The ranch was sold in the 1980s to Randy and Joanna Axell, after belonging to the McDivitt family for four generations. “It was the luck of the stars that Randy wanted to buy the ranch,” Tompkins says.
Her other great-great-grandfather, judging from the historical record, was Clyde J. McDivitt, who founded the Santa Paula Daily Chronicle in 1887.
“We were outside a lot, reading, chores, school,” the Santa Paula High School alumna says of her time growing up on the ranch. “I think it was pretty simple. Every celebration was sometimes with the same people. Gail Pidduck gave me my first job selling melons and fresh corn, sitting by the house.”
Kristine, sister Marsha and brother Roger traveled with their father to Venezuela when he worked for an oil service company. He died there in 1960 from bulbar polio at age 42.

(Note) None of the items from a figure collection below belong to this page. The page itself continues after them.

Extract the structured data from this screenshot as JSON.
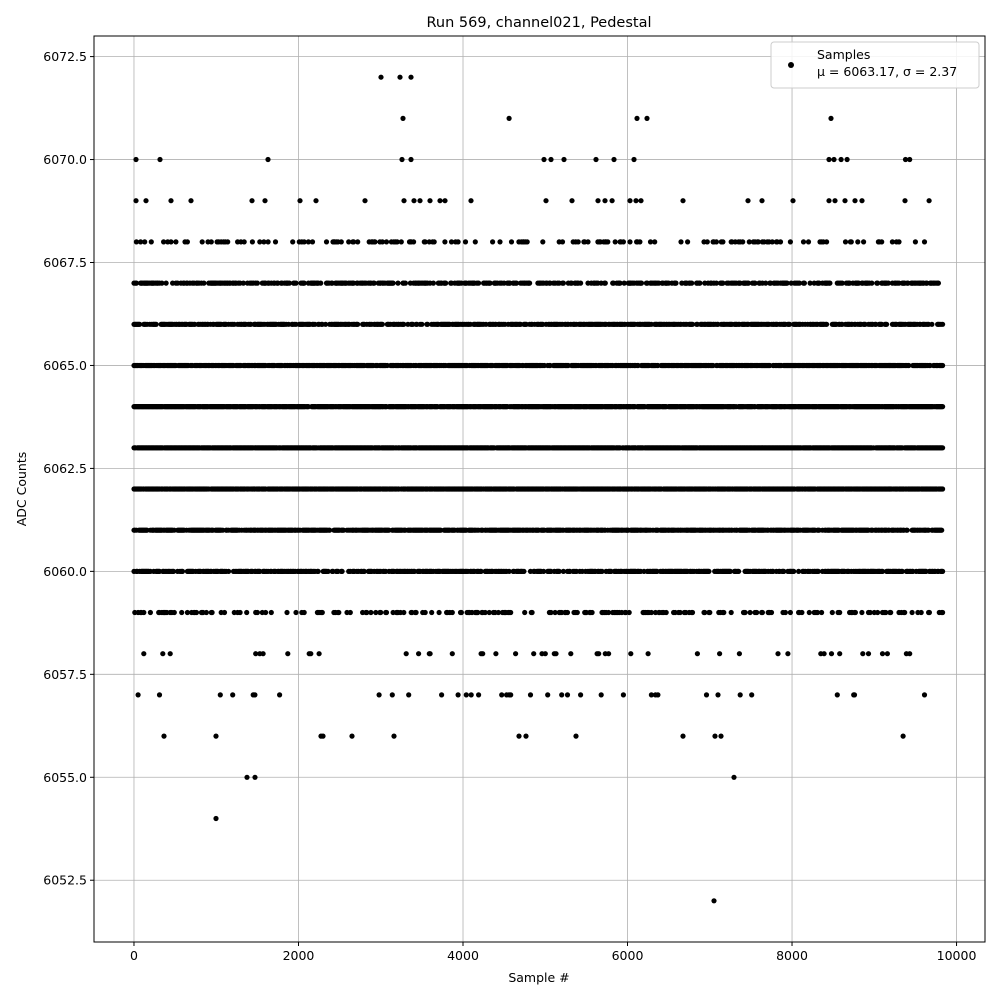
{
  "chart_data": {
    "type": "scatter",
    "title": "Run 569, channel021, Pedestal",
    "xlabel": "Sample #",
    "ylabel": "ADC Counts",
    "xlim": [
      -486,
      10346
    ],
    "ylim": [
      6051.0,
      6073.0
    ],
    "xticks": [
      0,
      2000,
      4000,
      6000,
      8000,
      10000
    ],
    "xtick_labels": [
      "0",
      "2000",
      "4000",
      "6000",
      "8000",
      "10000"
    ],
    "yticks": [
      6052.5,
      6055.0,
      6057.5,
      6060.0,
      6062.5,
      6065.0,
      6067.5,
      6070.0,
      6072.5
    ],
    "ytick_labels": [
      "6052.5",
      "6055.0",
      "6057.5",
      "6060.0",
      "6062.5",
      "6065.0",
      "6067.5",
      "6070.0",
      "6072.5"
    ],
    "grid": true,
    "legend": {
      "position": "top-right",
      "label": "Samples",
      "stats": "μ = 6063.17, σ = 2.37"
    },
    "marker_color": "#000000",
    "n_samples": 9830,
    "level_occupancy": [
      {
        "adc": 6063,
        "fraction": 0.95
      },
      {
        "adc": 6062,
        "fraction": 0.9
      },
      {
        "adc": 6064,
        "fraction": 0.9
      },
      {
        "adc": 6065,
        "fraction": 0.8
      },
      {
        "adc": 6061,
        "fraction": 0.75
      },
      {
        "adc": 6066,
        "fraction": 0.6
      },
      {
        "adc": 6060,
        "fraction": 0.55
      },
      {
        "adc": 6067,
        "fraction": 0.45
      },
      {
        "adc": 6059,
        "fraction": 0.22
      },
      {
        "adc": 6068,
        "fraction": 0.16
      },
      {
        "adc": 6058,
        "fraction": 0.04
      },
      {
        "adc": 6057,
        "fraction": 0.03
      }
    ],
    "sparse_points": [
      [
        3003,
        6072
      ],
      [
        3234,
        6072
      ],
      [
        3368,
        6072
      ],
      [
        3270,
        6071
      ],
      [
        4560,
        6071
      ],
      [
        6115,
        6071
      ],
      [
        6237,
        6071
      ],
      [
        8474,
        6071
      ],
      [
        24,
        6070
      ],
      [
        316,
        6070
      ],
      [
        1629,
        6070
      ],
      [
        3258,
        6070
      ],
      [
        3368,
        6070
      ],
      [
        4985,
        6070
      ],
      [
        5070,
        6070
      ],
      [
        5228,
        6070
      ],
      [
        5617,
        6070
      ],
      [
        5836,
        6070
      ],
      [
        6079,
        6070
      ],
      [
        8450,
        6070
      ],
      [
        8510,
        6070
      ],
      [
        8596,
        6070
      ],
      [
        8669,
        6070
      ],
      [
        9380,
        6070
      ],
      [
        9430,
        6070
      ],
      [
        24,
        6069
      ],
      [
        146,
        6069
      ],
      [
        450,
        6069
      ],
      [
        693,
        6069
      ],
      [
        1435,
        6069
      ],
      [
        1593,
        6069
      ],
      [
        2018,
        6069
      ],
      [
        2213,
        6069
      ],
      [
        2809,
        6069
      ],
      [
        3283,
        6069
      ],
      [
        3404,
        6069
      ],
      [
        3477,
        6069
      ],
      [
        3599,
        6069
      ],
      [
        3720,
        6069
      ],
      [
        3781,
        6069
      ],
      [
        4097,
        6069
      ],
      [
        5009,
        6069
      ],
      [
        5325,
        6069
      ],
      [
        5641,
        6069
      ],
      [
        5726,
        6069
      ],
      [
        5812,
        6069
      ],
      [
        6030,
        6069
      ],
      [
        6103,
        6069
      ],
      [
        6164,
        6069
      ],
      [
        6675,
        6069
      ],
      [
        7465,
        6069
      ],
      [
        7635,
        6069
      ],
      [
        8012,
        6069
      ],
      [
        8450,
        6069
      ],
      [
        8523,
        6069
      ],
      [
        8644,
        6069
      ],
      [
        8766,
        6069
      ],
      [
        8851,
        6069
      ],
      [
        9374,
        6069
      ],
      [
        9666,
        6069
      ],
      [
        365,
        6056
      ],
      [
        997,
        6056
      ],
      [
        2274,
        6056
      ],
      [
        2298,
        6056
      ],
      [
        2650,
        6056
      ],
      [
        3161,
        6056
      ],
      [
        4681,
        6056
      ],
      [
        4766,
        6056
      ],
      [
        5374,
        6056
      ],
      [
        6675,
        6056
      ],
      [
        7064,
        6056
      ],
      [
        7137,
        6056
      ],
      [
        9350,
        6056
      ],
      [
        1374,
        6055
      ],
      [
        1471,
        6055
      ],
      [
        7295,
        6055
      ],
      [
        997,
        6054
      ],
      [
        7052,
        6052
      ]
    ]
  }
}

“If parents take us far afield, it reminds us that world is very big,” she says of her early travels.
“Working at Patagonia, meeting Yvon and others, looking at their lives and how they lived their lives” was for her, she says, “the genesis of imagining a wild life, even if you don’t know what that means. People in our lives expressed that kind of boldness. ... Parents reminding you you can do anything with your life, but do something with your life.”
A wild life is not without risks, but, she says, “I’m less afraid of facing these extreme circumstances than I am of having a life I didn’t want.”